The prompt is to evaluate the double integrals using polar system. The given constraints are: $$ \iint_D (x^2 + y^2) \, dx \, dy $$ $$ D = \{(x,y): x \ge 0, y \ge x, x^2 + y^2 \le 2y \}$$
Upon graphing we have a circle placed at the origin of 1 on the y-axis and line cutting through the origin and the circle. According to the constraints the the $\theta$ and $r$ values are $ \{\pi/2 \le \theta \le \pi/4 \}$ and $r$ has been derived as: $$ x^2+y^2-2y \le 0$$ $$r^2 = 2\sin \theta $$ $$ r = 2\sin\theta$$ $$ 0 \le r \le 2\sin\theta$$ The integral we get is $\int_{\pi/4}^{\pi/2} \int_0^{2\sin \theta} (r)^3 \, dr \, d\theta$
After evaluating a couple of steps I get stuck here, $\displaystyle \left. \int_{\pi/4}^{\pi/2} \frac {r^4}4 \right|_0^{2\sin\theta}$
I'm not really sure of the $r$ as well, any help and suggestions? How do I conclude this? I'm kinda new to this, please help.
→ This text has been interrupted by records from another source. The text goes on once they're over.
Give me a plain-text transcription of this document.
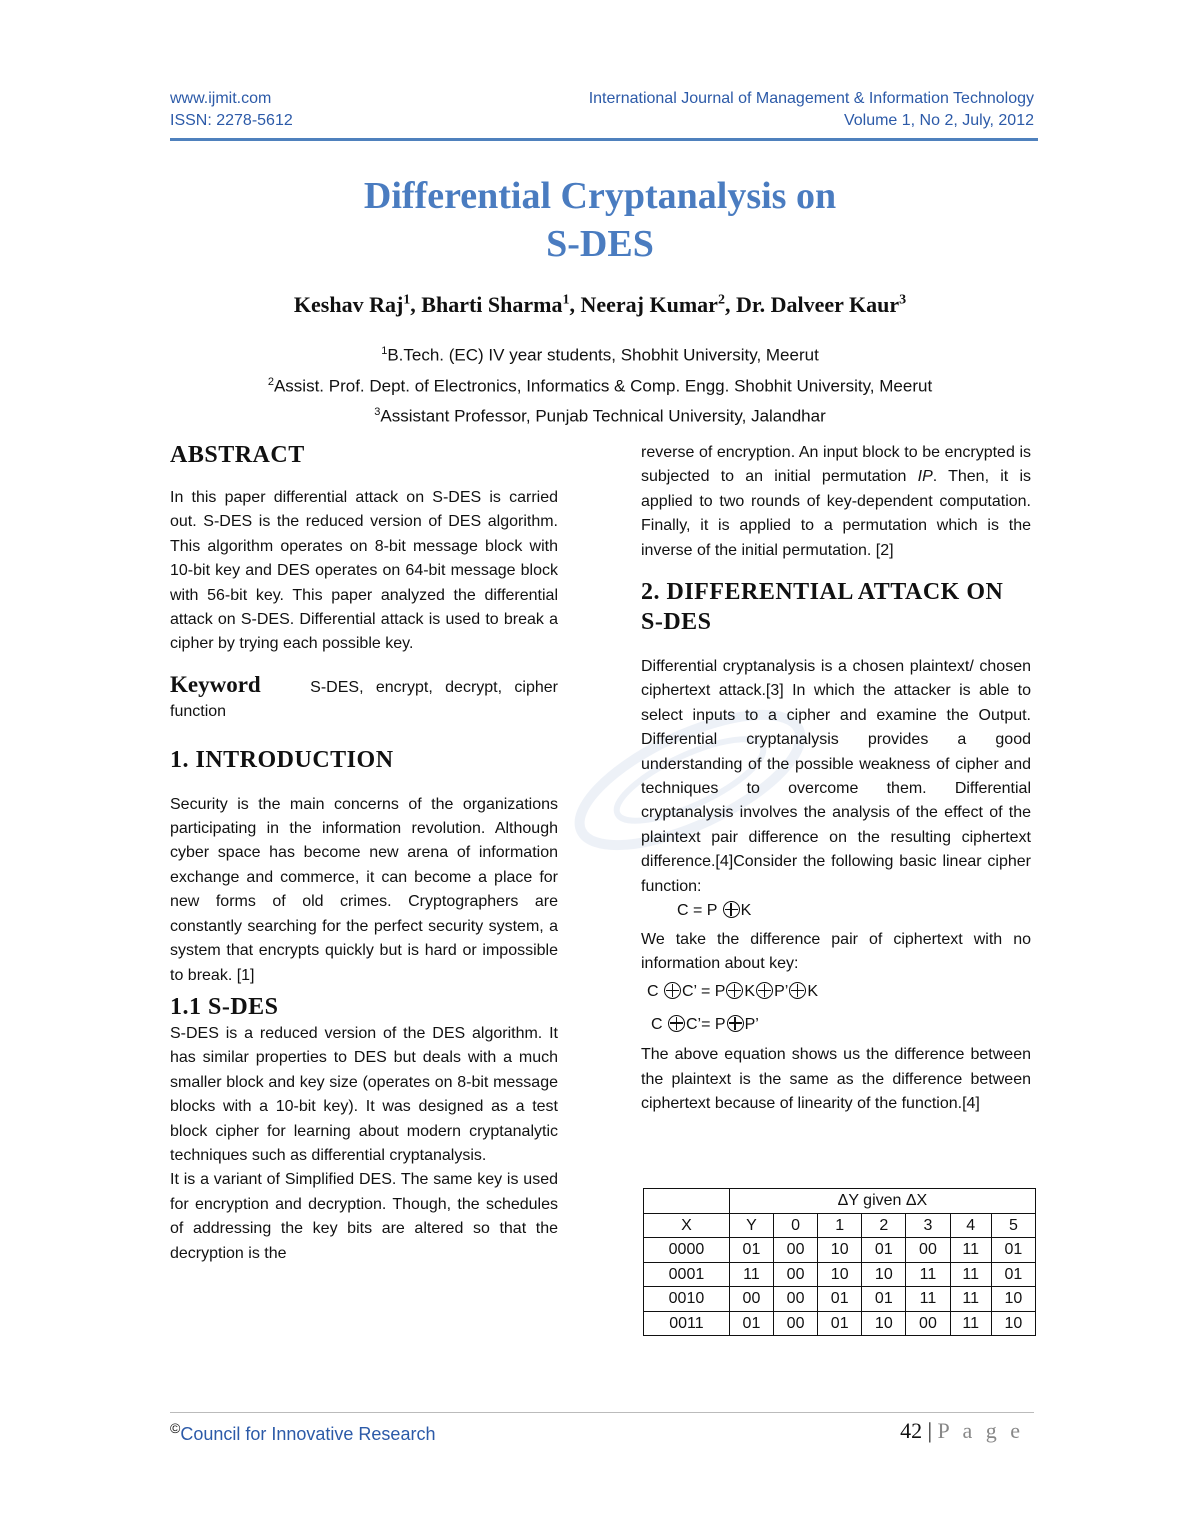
www.ijmit.com
ISSN: 2278-5612
International Journal of Management & Information Technology
Volume 1, No 2, July, 2012
Differential Cryptanalysis on
S-DES
Keshav Raj$^1$, Bharti Sharma$^1$, Neeraj Kumar$^2$, Dr. Dalveer Kaur$^3$
$^1$B.Tech. (EC) IV year students, Shobhit University, Meerut
$^2$Assist. Prof. Dept. of Electronics, Informatics & Comp. Engg. Shobhit University, Meerut
$^3$Assistant Professor, Punjab Technical University, Jalandhar
ABSTRACT

In this paper differential attack on S-DES is carried out. S-DES is the reduced version of DES algorithm. This algorithm operates on 8-bit message block with 10-bit key and DES operates on 64-bit message block with 56-bit key. This paper analyzed the differential attack on S-DES. Differential attack is used to break a cipher by trying each possible key.

Keyword	S-DES, encrypt, decrypt, cipher function

1. INTRODUCTION

Security is the main concerns of the organizations participating in the information revolution. Although cyber space has become new arena of information exchange and commerce, it can become a place for new forms of old crimes. Cryptographers are constantly searching for the perfect security system, a system that encrypts quickly but is hard or impossible to break. [1]

1.1 S-DES

S-DES is a reduced version of the DES algorithm. It has similar properties to DES but deals with a much smaller block and key size (operates on 8-bit message blocks with a 10-bit key). It was designed as a test block cipher for learning about modern cryptanalytic techniques such as differential cryptanalysis.

It is a variant of Simplified DES. The same key is used for encryption and decryption. Though, the schedules of addressing the key bits are altered so that the decryption is the

reverse of encryption. An input block to be encrypted is subjected to an initial permutation IP. Then, it is applied to two rounds of key-dependent computation. Finally, it is applied to a permutation which is the inverse of the initial permutation. [2]

2. DIFFERENTIAL ATTACK ON S-DES

Differential cryptanalysis is a chosen plaintext/ chosen ciphertext attack.[3] In which the attacker is able to select inputs to a cipher and examine the Output. Differential cryptanalysis provides a good understanding of the possible weakness of cipher and techniques to overcome them. Differential cryptanalysis involves the analysis of the effect of the plaintext pair difference on the resulting ciphertext difference.[4]Consider the following basic linear cipher function:

C = P K

We take the difference pair of ciphertext with no information about key:

C C’ = P K P’ K

C C’= P P’

The above equation shows us the difference between the plaintext is the same as the difference between ciphertext because of linearity of the function.[4]

	ΔY given ΔX						
X	Y	0	1	2	3	4	5
0000	01	00	10	01	00	11	01
0001	11	00	10	10	11	11	01
0010	00	00	01	01	11	11	10
0011	01	00	01	10	00	11	10
©Council for Innovative Research	42 | P a g e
The double integral set up should be: $$ \int_{\pi/4}^{\pi/2} \int_0^{2\sin \theta} r^3 \, dr \, d\theta= \int_{\pi/4}^{\pi/2} 4\sin^4\theta d\theta= \frac 1 4 \int_{\pi/4}^{\pi/2} (1-\cos(2\theta))^2 \, d\theta=\cdots.$$ Also use $\cos^2(2\theta) = \dfrac{1+\cos(4\theta)}{2}$ in expanding the integrand above.